Understanding how animals select which cues to learn about is fundamental to lots of types of behaviours. Understanding how differences between cues shape this process is essential to developing good theoretical models of learning. This research will provide new information about this relatively-neglected process, and will investigate the role that dopamine in the NAc and cortex plays. These studies will contribute to our understanding of how different brain regions work together as a whole, something which is critical to fully understand what might go wrong in brain disorders.

Dopamine, particularly its phasic release in the nucleus accumbens (NAc), plays a key role in several aspects of reward processing, most notably the encoding of reward prediction errors during associative learning. Theoretical models of associative learning include a parameter to account for the influence of unconditioned cue salience: the more perceptually salient (attention-grabbing) a stimulus, the faster associations form with it. However, in spite of its clear importance, the precise factors that determine cue salience, and how these are represented in brain circuits, remains underexplored. We have found striking bidirectional effects of cue identity - and, by inference, cue salience - on Pavlovian associative learning in transgenic mice with altered cortical dopamine function. These data indicate that the role of unconditioned salience in associative learning is more complex than currently appreciated, and implicate cortical-striatal dopamine circuitry as a potential mediator of this interactive effect.

Here, we use these transgenic mice as a model to investigate the impact of unconditioned cue salience on associative learning and the underlying neural circuitry. We will first conduct a behavioural study to dissect which cue properties contribute to its unconditioned salience. We will then use fast-scan cyclic voltammetry (FCV) to investigate whether genotype differences in NAc dopamine, either at baseline (to unconditioned cues and/or unpredicted reward delivery) or during Pavlovian learning, underlie the differential sensitivity of the transgenic mice to unconditioned cue salience. Finally, we will investigate which brain regions are causally responsible for the observed genotype differences in behaviour, by using viral vectors to selectively restore gene function in NAc or frontal cortex. This cutting-edge approach will extend the role of NAc, and possible cortical, dopamine in reward learning to include effects on unconditioned cue salience.
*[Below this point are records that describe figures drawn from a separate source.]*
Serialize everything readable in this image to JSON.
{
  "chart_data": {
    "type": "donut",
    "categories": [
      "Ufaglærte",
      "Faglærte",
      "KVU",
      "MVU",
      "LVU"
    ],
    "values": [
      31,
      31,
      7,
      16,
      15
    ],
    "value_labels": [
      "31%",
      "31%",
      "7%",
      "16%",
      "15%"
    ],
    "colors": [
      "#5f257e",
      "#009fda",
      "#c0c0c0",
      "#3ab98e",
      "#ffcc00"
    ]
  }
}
As outlined in the 'Academic Beneficiaries' section, one of the main people to benefit from this research will be the post-doctoral researcher. As well as receiving training in cutting-edge techniques available in only a few laboratories worldwide, he/she will gain experience of taking a project from start to finish and will develop their technical and research skills. This is of significant value, given the shortage of experienced scientists with in vivo expertise in both academia and industry. The post-doctoral researcher will be embedded with the active and diverse neuroscience community within Oxford, who have joint lab meetings and many seminars and lectures. As part of this, they will have the opportunity to present their research in an informal and friendly environment in preparation for conferences presentations.
Whilst this grant does not directly fund any students, part of the research could be undertaken by MSc or, in the case of the non-regulated procedures, undergraduate students. This will give them hands-on experience of research, as well as direct experience of the process of undertaking animal research. All of the applicants have significant contact with, and supervisory experience of, MSc and undergraduate students.
As outlined elsewhere, we anticipate that scientists in the pharmaceutical industry and clinical scientists will benefit from the research, both via the training of researchers with knowledge of cutting-edge in vivo techniques and from the results of the research.

In the course of our research we have found that the idea that genetic factors can influence an individual's ability to learn is of significant interest to the general public. The proposed research is therefore likely to provide opportunities to engage with the public to promote the public understanding of science.